In other words, this aspect of C is a real minefield, and you'll have to be wary that your compiler is doing the right thing even if you follow the standard to the letter. All the worse since it's intuitive that such a pair of structs ought to be compatible in memory.

Question 3

This sort of aliasing specifically requires a union type. C11 §6.5.2.3/6:

One special guarantee is made in order to simplify the use of unions: if a union contains several structures that share a common initial sequence (see below), and if the union object currently contains one of these structures, it is permitted to inspect the common initial part of any of them anywhere that a declaration of the completed type of the union is visible. Two structures share a common initial sequence if corresponding members have compatible types (and, for bit-fields, the same widths) for a sequence of one or more initial members.

This example follows:

The following is not a valid fragment (because the union type is not visible within function f):

struct t1 { int m; };
struct t2 { int m; };
int f(struct t1 *p1, struct t2 *p2)
{
    if (p1->m < 0)
          p2->m = -p2->m;
    return p1->m;
}

int g() {
    union {
          struct t1 s1;
          struct t2 s2;
    } u;
    /* ... */
    return f(&u.s1, &u.s2);}
}

The requirements appear to be that 1. the object being aliased is stored inside a union and 2. that the definition of that union type is in scope.

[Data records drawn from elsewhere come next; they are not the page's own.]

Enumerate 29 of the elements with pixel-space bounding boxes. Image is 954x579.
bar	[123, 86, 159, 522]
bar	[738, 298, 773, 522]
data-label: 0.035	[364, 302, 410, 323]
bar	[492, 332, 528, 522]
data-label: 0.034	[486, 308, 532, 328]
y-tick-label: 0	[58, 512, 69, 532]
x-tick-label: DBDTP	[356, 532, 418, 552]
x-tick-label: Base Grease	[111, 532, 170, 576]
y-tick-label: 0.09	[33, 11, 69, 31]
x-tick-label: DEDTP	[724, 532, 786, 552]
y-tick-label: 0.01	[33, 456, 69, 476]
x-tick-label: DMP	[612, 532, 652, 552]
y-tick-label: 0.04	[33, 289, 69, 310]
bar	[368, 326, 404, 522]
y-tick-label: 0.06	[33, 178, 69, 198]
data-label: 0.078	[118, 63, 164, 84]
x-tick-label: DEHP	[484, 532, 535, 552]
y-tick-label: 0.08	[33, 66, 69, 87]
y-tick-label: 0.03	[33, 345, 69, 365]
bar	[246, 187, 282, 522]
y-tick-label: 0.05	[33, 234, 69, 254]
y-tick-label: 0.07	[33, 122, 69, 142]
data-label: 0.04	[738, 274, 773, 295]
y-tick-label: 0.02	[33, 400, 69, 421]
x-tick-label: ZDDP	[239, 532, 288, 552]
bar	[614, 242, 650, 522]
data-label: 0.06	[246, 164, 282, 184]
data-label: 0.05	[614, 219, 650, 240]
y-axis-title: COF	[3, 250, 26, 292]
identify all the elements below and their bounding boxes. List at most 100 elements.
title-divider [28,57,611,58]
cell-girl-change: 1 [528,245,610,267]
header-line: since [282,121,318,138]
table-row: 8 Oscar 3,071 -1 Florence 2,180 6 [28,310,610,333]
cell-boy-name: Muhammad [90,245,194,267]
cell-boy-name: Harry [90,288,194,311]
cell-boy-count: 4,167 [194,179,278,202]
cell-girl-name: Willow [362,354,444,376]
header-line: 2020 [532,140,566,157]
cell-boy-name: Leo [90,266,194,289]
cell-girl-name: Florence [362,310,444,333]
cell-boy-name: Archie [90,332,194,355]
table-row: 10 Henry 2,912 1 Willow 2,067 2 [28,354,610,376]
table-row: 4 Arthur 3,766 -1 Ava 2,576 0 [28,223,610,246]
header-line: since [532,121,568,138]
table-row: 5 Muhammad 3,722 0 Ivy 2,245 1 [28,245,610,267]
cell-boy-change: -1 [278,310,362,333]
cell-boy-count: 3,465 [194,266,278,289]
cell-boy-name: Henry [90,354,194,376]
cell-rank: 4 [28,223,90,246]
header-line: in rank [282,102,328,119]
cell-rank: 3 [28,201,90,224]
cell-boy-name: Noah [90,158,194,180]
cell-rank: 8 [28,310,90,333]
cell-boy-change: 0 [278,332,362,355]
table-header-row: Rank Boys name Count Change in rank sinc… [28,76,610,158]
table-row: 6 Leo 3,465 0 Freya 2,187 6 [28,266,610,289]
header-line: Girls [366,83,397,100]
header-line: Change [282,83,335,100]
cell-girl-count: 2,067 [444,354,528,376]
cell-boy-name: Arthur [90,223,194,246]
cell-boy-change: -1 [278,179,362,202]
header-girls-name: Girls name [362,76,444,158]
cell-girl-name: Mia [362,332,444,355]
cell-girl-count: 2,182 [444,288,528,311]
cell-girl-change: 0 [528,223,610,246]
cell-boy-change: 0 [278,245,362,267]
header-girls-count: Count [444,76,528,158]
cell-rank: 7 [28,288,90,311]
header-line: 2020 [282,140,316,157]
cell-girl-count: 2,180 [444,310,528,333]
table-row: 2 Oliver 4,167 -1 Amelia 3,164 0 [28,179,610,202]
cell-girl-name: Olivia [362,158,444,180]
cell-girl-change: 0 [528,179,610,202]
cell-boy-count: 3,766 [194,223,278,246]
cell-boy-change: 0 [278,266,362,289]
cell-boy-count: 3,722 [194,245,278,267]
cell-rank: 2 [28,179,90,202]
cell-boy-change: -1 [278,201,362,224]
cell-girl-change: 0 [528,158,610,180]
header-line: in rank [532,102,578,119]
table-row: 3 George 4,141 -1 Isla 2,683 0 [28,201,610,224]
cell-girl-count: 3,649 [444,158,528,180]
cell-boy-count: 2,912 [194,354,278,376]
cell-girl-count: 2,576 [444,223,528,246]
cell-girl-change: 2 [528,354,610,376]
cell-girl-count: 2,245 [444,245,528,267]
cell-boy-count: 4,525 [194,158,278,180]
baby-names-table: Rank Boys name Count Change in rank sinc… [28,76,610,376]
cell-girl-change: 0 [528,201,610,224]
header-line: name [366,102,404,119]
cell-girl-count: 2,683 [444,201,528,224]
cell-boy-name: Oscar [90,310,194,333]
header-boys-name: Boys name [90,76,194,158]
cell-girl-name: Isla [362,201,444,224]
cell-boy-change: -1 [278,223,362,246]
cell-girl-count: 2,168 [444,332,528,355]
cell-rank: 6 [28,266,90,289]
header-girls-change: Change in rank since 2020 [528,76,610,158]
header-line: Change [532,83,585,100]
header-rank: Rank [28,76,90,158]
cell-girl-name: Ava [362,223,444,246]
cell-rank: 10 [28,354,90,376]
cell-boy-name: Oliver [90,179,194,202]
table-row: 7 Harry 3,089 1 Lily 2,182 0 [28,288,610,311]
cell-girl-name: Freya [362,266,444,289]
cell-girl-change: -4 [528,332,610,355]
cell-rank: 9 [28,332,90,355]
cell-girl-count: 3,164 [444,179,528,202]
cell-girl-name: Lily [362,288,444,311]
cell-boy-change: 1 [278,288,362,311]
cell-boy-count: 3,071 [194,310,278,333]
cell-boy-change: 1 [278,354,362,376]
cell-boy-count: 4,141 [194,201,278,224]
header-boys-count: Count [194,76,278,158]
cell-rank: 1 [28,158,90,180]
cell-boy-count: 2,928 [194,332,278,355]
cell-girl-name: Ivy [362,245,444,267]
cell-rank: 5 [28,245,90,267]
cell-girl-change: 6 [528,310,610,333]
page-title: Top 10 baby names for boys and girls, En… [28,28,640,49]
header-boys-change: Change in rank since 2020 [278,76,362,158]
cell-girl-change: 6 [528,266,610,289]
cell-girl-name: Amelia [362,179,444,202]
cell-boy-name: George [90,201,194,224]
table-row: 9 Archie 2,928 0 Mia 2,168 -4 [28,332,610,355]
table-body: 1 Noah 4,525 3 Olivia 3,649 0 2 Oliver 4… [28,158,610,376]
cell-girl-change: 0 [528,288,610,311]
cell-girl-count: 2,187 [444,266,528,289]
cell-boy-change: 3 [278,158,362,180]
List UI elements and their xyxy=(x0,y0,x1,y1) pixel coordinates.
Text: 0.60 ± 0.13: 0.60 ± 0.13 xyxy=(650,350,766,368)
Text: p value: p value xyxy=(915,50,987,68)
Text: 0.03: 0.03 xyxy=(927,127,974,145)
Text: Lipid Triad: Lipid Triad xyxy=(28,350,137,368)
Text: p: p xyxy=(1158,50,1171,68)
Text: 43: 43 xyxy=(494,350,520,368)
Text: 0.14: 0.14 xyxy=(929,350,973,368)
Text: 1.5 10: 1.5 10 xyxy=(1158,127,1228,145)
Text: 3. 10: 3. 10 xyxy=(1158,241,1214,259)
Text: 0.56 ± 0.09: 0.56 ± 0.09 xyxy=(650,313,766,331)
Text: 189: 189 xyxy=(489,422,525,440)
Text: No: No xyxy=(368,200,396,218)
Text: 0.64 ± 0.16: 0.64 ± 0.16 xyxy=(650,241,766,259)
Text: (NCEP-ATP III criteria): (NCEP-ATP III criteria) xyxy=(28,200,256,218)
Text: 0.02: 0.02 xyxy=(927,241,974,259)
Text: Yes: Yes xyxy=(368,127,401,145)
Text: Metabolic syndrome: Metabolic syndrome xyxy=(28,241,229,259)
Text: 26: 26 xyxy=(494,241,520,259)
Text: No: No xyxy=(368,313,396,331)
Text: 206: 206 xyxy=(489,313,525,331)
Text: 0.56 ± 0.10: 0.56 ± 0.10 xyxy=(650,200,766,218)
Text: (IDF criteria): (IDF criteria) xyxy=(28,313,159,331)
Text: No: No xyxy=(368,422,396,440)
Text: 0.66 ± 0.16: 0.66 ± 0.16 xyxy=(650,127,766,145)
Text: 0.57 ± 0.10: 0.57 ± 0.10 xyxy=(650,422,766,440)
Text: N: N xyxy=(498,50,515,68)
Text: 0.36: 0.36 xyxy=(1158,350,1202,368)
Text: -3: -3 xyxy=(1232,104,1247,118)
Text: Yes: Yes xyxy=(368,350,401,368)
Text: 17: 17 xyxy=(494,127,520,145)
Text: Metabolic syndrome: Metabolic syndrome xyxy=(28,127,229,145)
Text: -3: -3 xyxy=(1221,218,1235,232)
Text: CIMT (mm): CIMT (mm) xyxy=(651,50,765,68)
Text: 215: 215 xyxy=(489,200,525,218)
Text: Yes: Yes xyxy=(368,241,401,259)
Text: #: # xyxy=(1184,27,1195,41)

For what it's worth, the corresponding initial-subsequence relationship in C++ does not require a union. And in general, such union dependence would be an extremely pathological behavior for a compiler. If there's some way the existence of a union type could affect a concerete memory model, it's probably better not to try to picture it.

I suppose the intent is that a memory access verifier (think Valgrind on steroids) can check a potential aliasing error against these "strict" rules.